Creation Ex Nihilo


(James Hunt) #1

Hey there everyone. I’d like some input on how to respond to the scientific argument that we cannot know what caused the Big Bang.

The rebuttal to creation Ex Nihilo is that just because the Big Bang had a beginning, we should not infer it started from nothing. It is said to be a equivocation fallacy. Yes the universe began and is expanding. But the argument is that just because there was a Big Bang, does not necessarily mean it was created from nothing.

A grenade explosion, for example, had a beginning (a Big Bang), but before the explosion was a grenade. In other words, the cause of the Big Bang was pre-existing matter in a different form.

How to rebut this argument? All suggestions are welcome!


(Kathleen) #2

Hi, @JamesHunt! The agnostic assertion that we cannot know is an interesting one to deal with. But before I send along some thoughts, I was curious what your thoughts are on the matter? What makes sense to you? What do you find a bit confusing? :slight_smile:


(Joshua Spare) #3

Hey @JamesHunt, great question! I want to make sure that I understand your question first. The way I understand it is as follows:

The Christian says, "see, look, science shows us in the Big Bang that the universe came into existence out of nothing, ex nihilo.
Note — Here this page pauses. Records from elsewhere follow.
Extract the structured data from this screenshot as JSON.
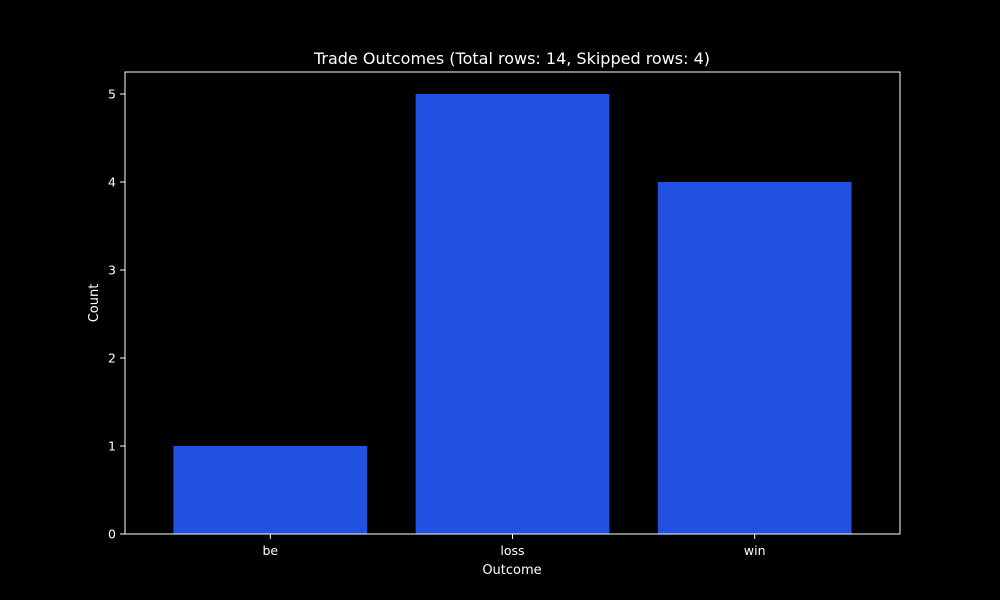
{
  "chart_data": {
    "type": "bar",
    "title": "Trade Outcomes (Total rows: 14, Skipped rows: 4)",
    "xlabel": "Outcome",
    "ylabel": "Count",
    "categories": [
      "be",
      "loss",
      "win"
    ],
    "values": [
      1,
      5,
      4
    ],
    "ylim": [
      0,
      5.25
    ],
    "yticks": [
      0,
      1,
      2,
      3,
      4,
      5
    ],
    "grid": false,
    "colors": {
      "background": "#000000",
      "bar": "#2250e0",
      "axes": "#ffffff",
      "text": "#ffffff"
    }
  }
}
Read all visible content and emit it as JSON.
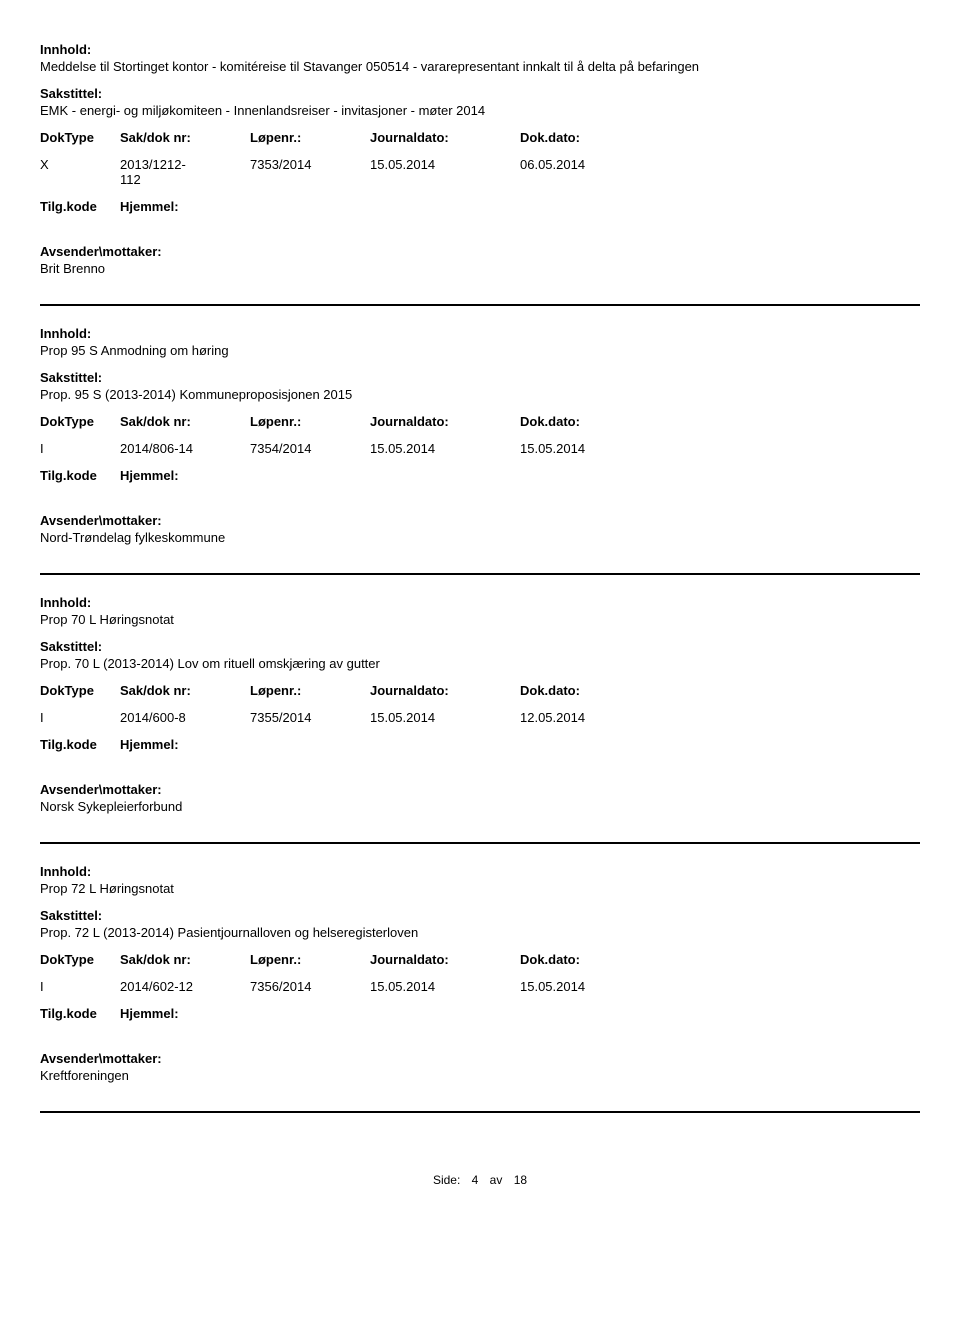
{
  "labels": {
    "innhold": "Innhold:",
    "sakstittel": "Sakstittel:",
    "doktype": "DokType",
    "sakdok": "Sak/dok nr:",
    "lopenr": "Løpenr.:",
    "journaldato": "Journaldato:",
    "dokdato": "Dok.dato:",
    "tilgkode": "Tilg.kode",
    "hjemmel": "Hjemmel:",
    "avsender": "Avsender\\mottaker:"
  },
  "records": [
    {
      "innhold": "Meddelse til Stortinget kontor - komitéreise til Stavanger 050514 - vararepresentant innkalt til å delta på befaringen",
      "sakstittel": "EMK - energi- og miljøkomiteen - Innenlandsreiser - invitasjoner - møter 2014",
      "doktype": "X",
      "sakdok1": "2013/1212-",
      "sakdok2": "112",
      "lopenr": "7353/2014",
      "journaldato": "15.05.2014",
      "dokdato": "06.05.2014",
      "avsender": "Brit Brenno"
    },
    {
      "innhold": "Prop 95 S Anmodning om høring",
      "sakstittel": "Prop. 95 S (2013-2014) Kommuneproposisjonen 2015",
      "doktype": "I",
      "sakdok1": "2014/806-14",
      "sakdok2": "",
      "lopenr": "7354/2014",
      "journaldato": "15.05.2014",
      "dokdato": "15.05.2014",
      "avsender": "Nord-Trøndelag fylkeskommune"
    },
    {
      "innhold": "Prop 70 L Høringsnotat",
      "sakstittel": "Prop. 70 L (2013-2014) Lov om rituell omskjæring av gutter",
      "doktype": "I",
      "sakdok1": "2014/600-8",
      "sakdok2": "",
      "lopenr": "7355/2014",
      "journaldato": "15.05.2014",
      "dokdato": "12.05.2014",
      "avsender": "Norsk Sykepleierforbund"
    },
    {
      "innhold": "Prop 72 L Høringsnotat",
      "sakstittel": "Prop. 72 L (2013-2014) Pasientjournalloven og helseregisterloven",
      "doktype": "I",
      "sakdok1": "2014/602-12",
      "sakdok2": "",
      "lopenr": "7356/2014",
      "journaldato": "15.05.2014",
      "dokdato": "15.05.2014",
      "avsender": "Kreftforeningen"
    }
  ],
  "footer": {
    "side": "Side:",
    "page": "4",
    "av": "av",
    "total": "18"
  }
}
To which the non-Christian replies, “Ah, but you misunderstand the Big Bang. The Big Bang shows us the beginning of our universe; there was a time at which our universe exploded into existence. However, prior to the existence of our universe, there existed a super-condensed “ball” of matter and energy, out of which our universe came to be. And so, that simply shows us that we do not know where that ball of super-condensed matter plus energy came from. You, Christian, have no leg to stand on in saying that the universe was produced ex nihilo.”
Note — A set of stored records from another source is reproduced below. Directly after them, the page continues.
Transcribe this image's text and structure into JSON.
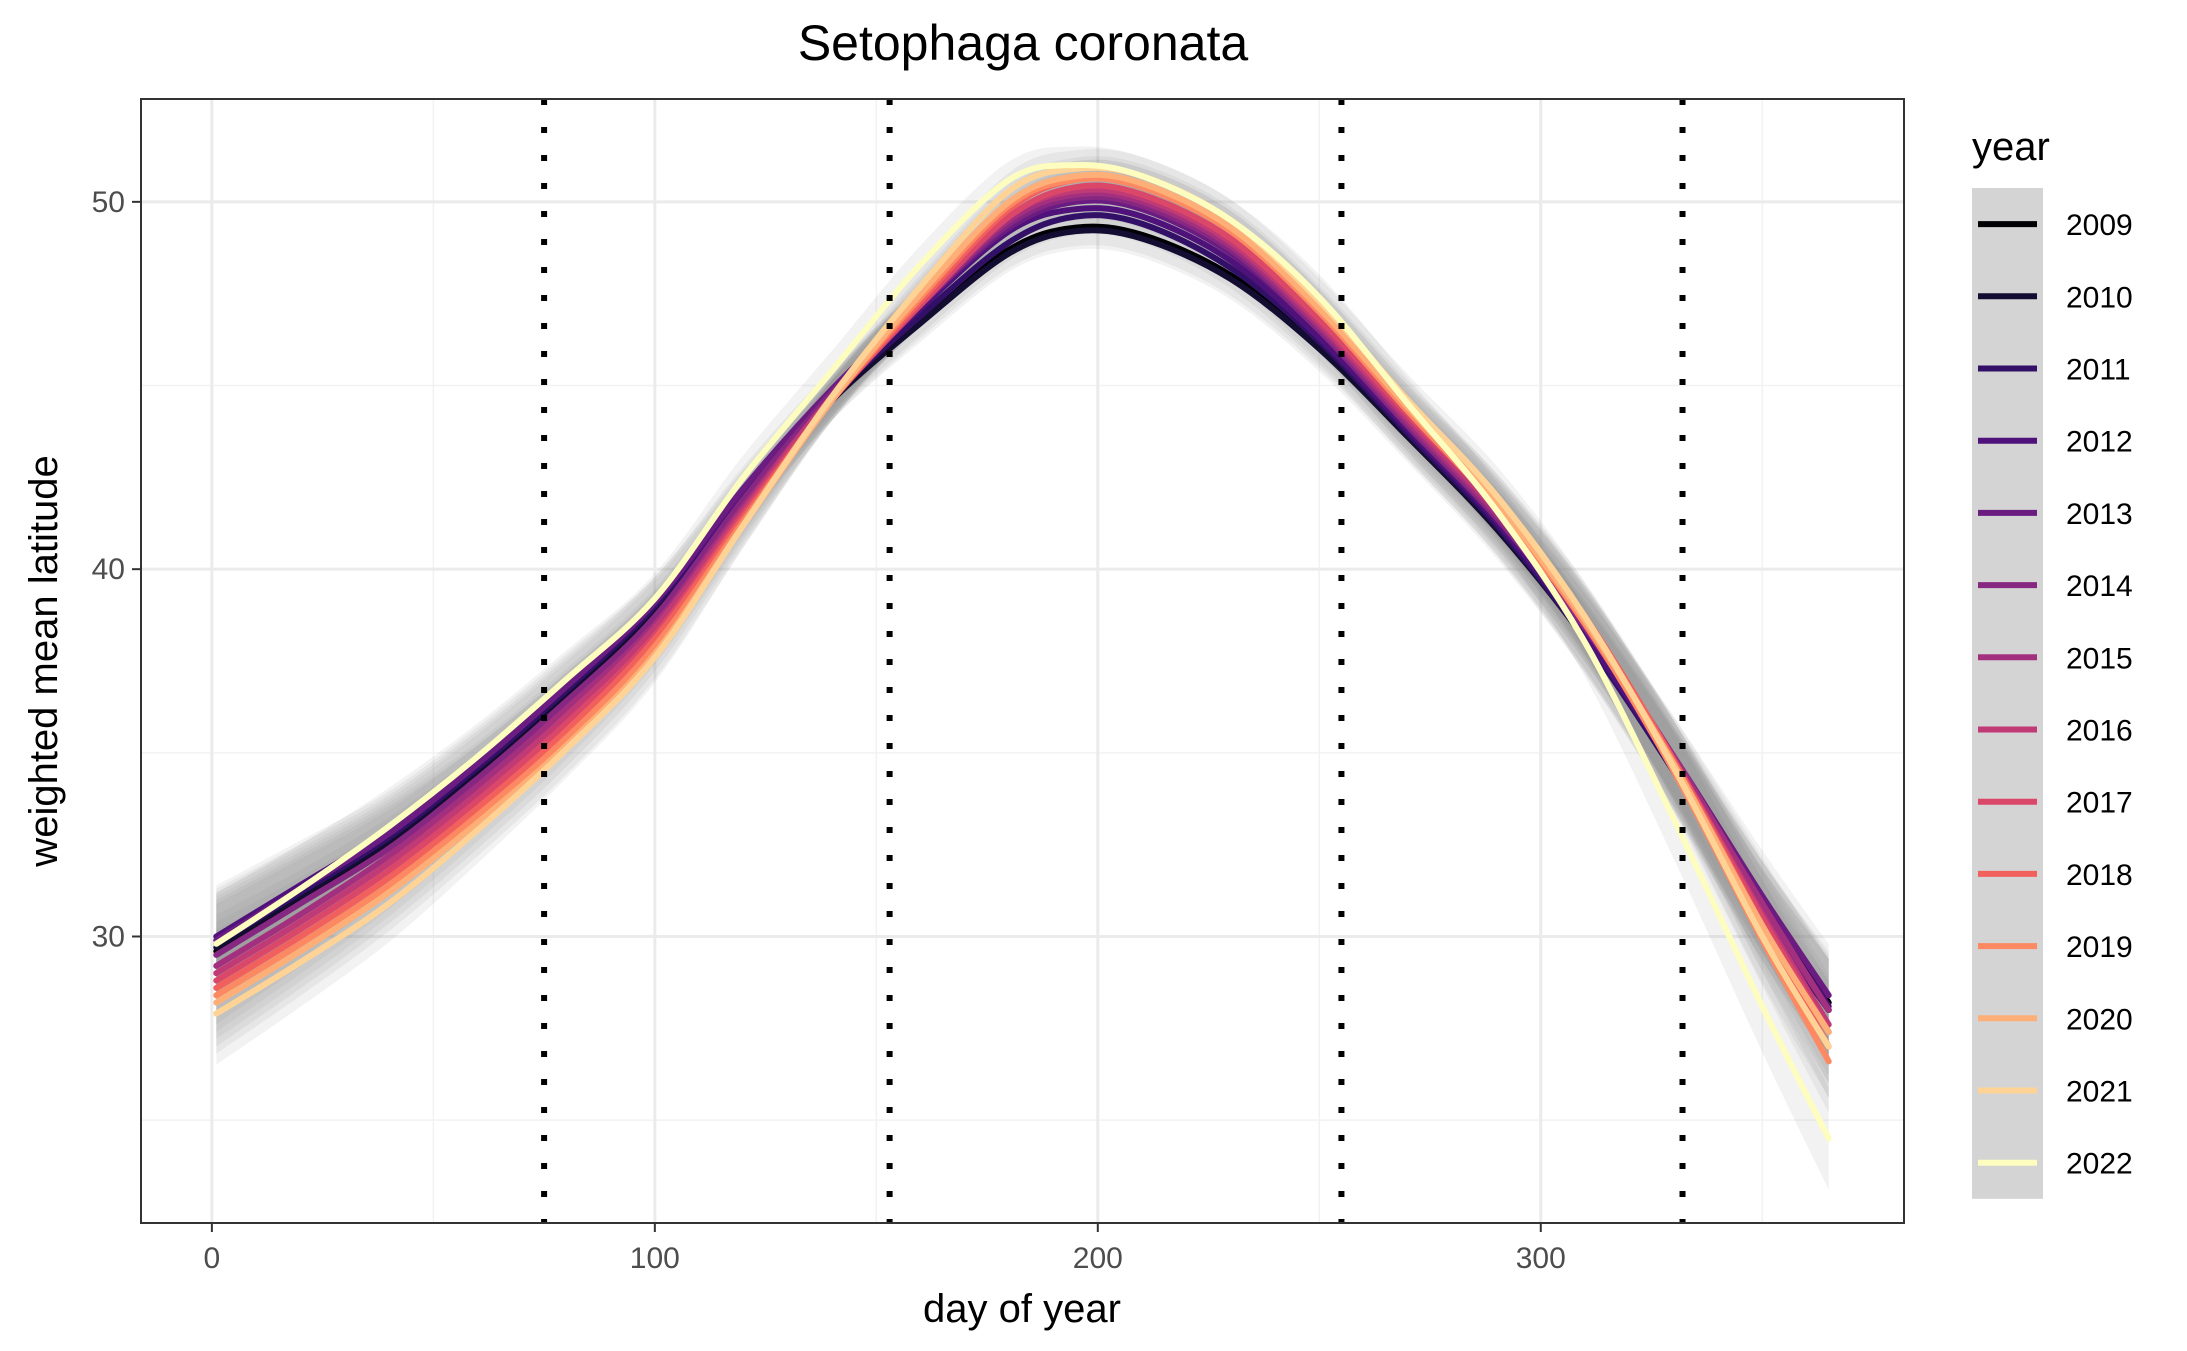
{
  "chart_data": {
    "type": "line",
    "title": "Setophaga coronata",
    "xlabel": "day of year",
    "ylabel": "weighted mean latitude",
    "xlim": [
      -16,
      382
    ],
    "ylim": [
      22.2,
      52.8
    ],
    "xticks": [
      0,
      100,
      200,
      300
    ],
    "yticks": [
      30,
      40,
      50
    ],
    "grid": true,
    "legend": {
      "title": "year",
      "position": "right"
    },
    "vlines": [
      75,
      153,
      255,
      332
    ],
    "x": [
      1,
      20,
      40,
      60,
      80,
      100,
      120,
      140,
      160,
      180,
      195,
      210,
      230,
      250,
      270,
      290,
      310,
      330,
      350,
      365
    ],
    "series": [
      {
        "name": "2009",
        "color": "#000004",
        "values": [
          29.6,
          31.0,
          32.5,
          34.3,
          36.4,
          38.7,
          41.8,
          44.6,
          46.8,
          48.7,
          49.3,
          49.1,
          48.0,
          46.1,
          43.7,
          41.2,
          38.2,
          34.6,
          30.8,
          28.2
        ]
      },
      {
        "name": "2010",
        "color": "#120D31",
        "values": [
          29.7,
          31.1,
          32.6,
          34.4,
          36.5,
          38.8,
          41.9,
          44.6,
          46.7,
          48.6,
          49.2,
          49.0,
          47.9,
          46.0,
          43.6,
          41.1,
          38.1,
          34.5,
          30.6,
          28.0
        ]
      },
      {
        "name": "2011",
        "color": "#331067",
        "values": [
          29.8,
          31.2,
          32.7,
          34.6,
          36.7,
          39.0,
          42.0,
          44.7,
          46.9,
          48.9,
          49.6,
          49.4,
          48.2,
          46.2,
          43.7,
          41.2,
          38.1,
          34.5,
          30.6,
          28.0
        ]
      },
      {
        "name": "2012",
        "color": "#4F127B",
        "values": [
          30.0,
          31.4,
          32.9,
          34.8,
          36.9,
          39.1,
          42.1,
          44.8,
          47.1,
          49.2,
          49.8,
          49.6,
          48.4,
          46.3,
          43.8,
          41.3,
          38.2,
          34.6,
          30.8,
          28.1
        ]
      },
      {
        "name": "2013",
        "color": "#6A1C81",
        "values": [
          29.9,
          31.3,
          32.8,
          34.7,
          36.8,
          39.1,
          42.2,
          44.9,
          47.2,
          49.3,
          50.0,
          49.8,
          48.6,
          46.5,
          43.9,
          41.4,
          38.4,
          34.9,
          31.1,
          28.4
        ]
      },
      {
        "name": "2014",
        "color": "#862781",
        "values": [
          29.5,
          30.9,
          32.4,
          34.3,
          36.4,
          38.7,
          41.9,
          44.8,
          47.2,
          49.4,
          50.1,
          49.9,
          48.7,
          46.5,
          43.9,
          41.4,
          38.4,
          34.8,
          30.8,
          28.0
        ]
      },
      {
        "name": "2015",
        "color": "#A3307E",
        "values": [
          29.2,
          30.6,
          32.2,
          34.1,
          36.2,
          38.5,
          41.7,
          44.7,
          47.2,
          49.5,
          50.2,
          50.0,
          48.8,
          46.6,
          44.0,
          41.5,
          38.5,
          34.9,
          30.9,
          28.0
        ]
      },
      {
        "name": "2016",
        "color": "#C03A76",
        "values": [
          29.0,
          30.4,
          32.0,
          33.9,
          36.0,
          38.4,
          41.6,
          44.7,
          47.2,
          49.6,
          50.3,
          50.1,
          48.9,
          46.7,
          44.1,
          41.6,
          38.6,
          34.8,
          30.6,
          27.6
        ]
      },
      {
        "name": "2017",
        "color": "#DA4769",
        "values": [
          28.8,
          30.2,
          31.8,
          33.7,
          35.8,
          38.2,
          41.5,
          44.6,
          47.2,
          49.6,
          50.4,
          50.2,
          49.0,
          46.8,
          44.2,
          41.7,
          38.6,
          34.8,
          30.5,
          27.4
        ]
      },
      {
        "name": "2018",
        "color": "#F1605D",
        "values": [
          28.6,
          30.0,
          31.6,
          33.5,
          35.6,
          38.1,
          41.4,
          44.6,
          47.3,
          49.8,
          50.6,
          50.4,
          49.2,
          47.0,
          44.3,
          41.8,
          38.7,
          34.8,
          30.3,
          27.0
        ]
      },
      {
        "name": "2019",
        "color": "#FC8961",
        "values": [
          28.4,
          29.8,
          31.4,
          33.3,
          35.4,
          37.9,
          41.3,
          44.6,
          47.4,
          49.9,
          50.6,
          50.4,
          49.2,
          47.0,
          44.3,
          41.7,
          38.5,
          34.5,
          29.9,
          26.6
        ]
      },
      {
        "name": "2020",
        "color": "#FEAF77",
        "values": [
          28.2,
          29.6,
          31.2,
          33.1,
          35.2,
          37.7,
          41.2,
          44.6,
          47.5,
          50.0,
          50.7,
          50.5,
          49.3,
          47.1,
          44.4,
          41.8,
          38.6,
          34.7,
          30.3,
          27.4
        ]
      },
      {
        "name": "2021",
        "color": "#FED395",
        "values": [
          27.9,
          29.3,
          30.9,
          32.9,
          35.1,
          37.6,
          41.2,
          44.7,
          47.7,
          50.3,
          50.9,
          50.7,
          49.5,
          47.3,
          44.6,
          42.0,
          38.7,
          34.6,
          30.0,
          27.0
        ]
      },
      {
        "name": "2022",
        "color": "#FCFDBF",
        "values": [
          29.8,
          31.3,
          33.0,
          34.9,
          37.0,
          39.2,
          42.5,
          45.4,
          48.3,
          50.6,
          51.0,
          50.7,
          49.5,
          47.4,
          44.5,
          41.6,
          38.0,
          33.2,
          28.1,
          24.5
        ]
      }
    ]
  }
}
Is that the argument that you are asking about? And is that a fair way to state it?

The way I see it, I think there is a confusion of an argument on the basis of pure reason (used by the Christian, in this case) and an argument on the basis of scientific observation (used by the non-theist). The rough sketch of the argument based on reason is that for every material thing we see, there is a material cause of it, i.e. the grenade came from the grenade maker; the grenade maker came from their mother and father, etc. The problem is that this leads to an infinite regression of material effects, which seems to be a logical impossibility. Therefore, the Christian contends that pure reason seems to confirm that at some point there was nothing, and then there was something; that is to say, creation ex nihilo. With the observation of the Big Bang, it seems reasonable enough to point to this as the moment of creation of the cosmos, prior to which there was nothing.
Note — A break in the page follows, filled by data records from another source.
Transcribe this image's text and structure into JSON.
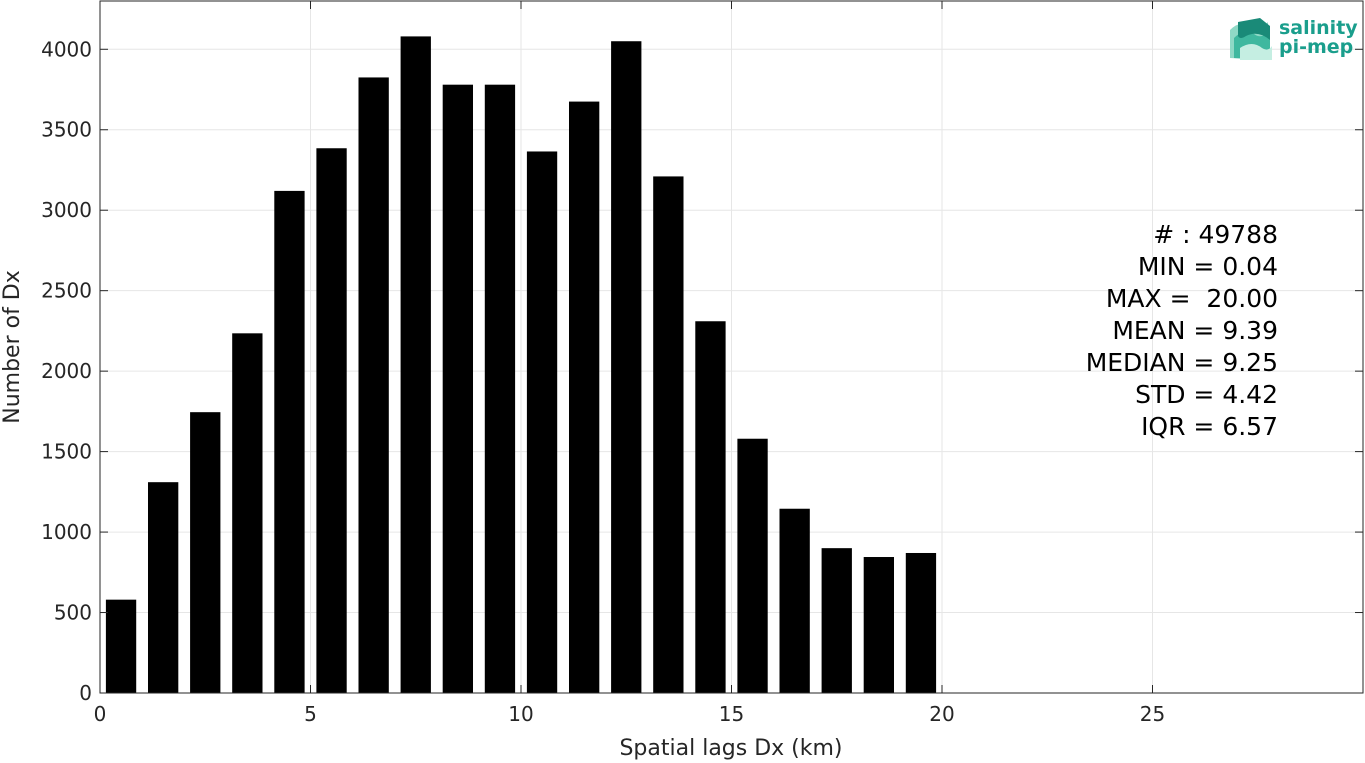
{
  "chart_data": {
    "type": "bar",
    "x": [
      0.5,
      1.5,
      2.5,
      3.5,
      4.5,
      5.5,
      6.5,
      7.5,
      8.5,
      9.5,
      10.5,
      11.5,
      12.5,
      13.5,
      14.5,
      15.5,
      16.5,
      17.5,
      18.5,
      19.5
    ],
    "values": [
      580,
      1310,
      1745,
      2235,
      3120,
      3385,
      3825,
      4080,
      3780,
      3780,
      3365,
      3675,
      4050,
      3210,
      2310,
      1580,
      1145,
      900,
      845,
      870
    ],
    "bin_width": 1,
    "bar_color": "#000000",
    "xlabel": "Spatial lags Dx (km)",
    "ylabel": "Number of Dx",
    "xlim": [
      0,
      30
    ],
    "ylim": [
      0,
      4300
    ],
    "xticks": [
      0,
      5,
      10,
      15,
      20,
      25
    ],
    "yticks": [
      0,
      500,
      1000,
      1500,
      2000,
      2500,
      3000,
      3500,
      4000
    ],
    "grid": true,
    "annotations": [
      "# : 49788",
      "MIN = 0.04",
      "MAX =  20.00",
      "MEAN = 9.39",
      "MEDIAN = 9.25",
      "STD = 4.42",
      "IQR = 6.57"
    ]
  },
  "logo": {
    "line1": "salinity",
    "line2": "pi-mep",
    "color": "#1a9e8c"
  }
}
The other argument, the argument on the basis fo scientific observation, goes something like this. With the Big Bang, we see the moment at which the universe came to be; however, all of our measurements and calculations point to the fact that prior to the Big Bang, all of the matter and energy of the universe already existed, just in a hyper-condensed ball of matter and energy, the so-called singularity where all of our laws of physics did not apply. Therefore, the contention is that the Big Bang doesn’t show us the moment at which something came from nothing; it simply shows us the start of our universe, but the matter and energy already existed prior to this.

The confusion of the arguments, as I started with, is that the scientific argument misunderstands the nature of the logical argument. The logical argument says “look, the Big Bang seems to be a good point at which we see the beginning of something out of nothing” whereas the scientific argument contends, “No, matter and energy already existed before the Big Bang, so you are wrong.” But it fundamentally mis-understands that the argument is based on the logic that at some point a material effect must have had an immaterial cause. If the Big Bang wasn’t that first material thing, perhaps the singularity was that first material thing. Perhaps at some point we will be able to point beyond the singularity to material stuff that existed priorly. Nevertheless, none of these while negate the logic of the argument - certainly at some point, there had to be an immaterial cause of the material. Simply because we haven’t or can’t observe the actual beginning of the material cosmos doesn’t mean that ex nihilo creation is an impossibility or at odds with scientific work.

Hopefully that very brief sketch of the arguments will help bring some clarity to your question - does it make sense?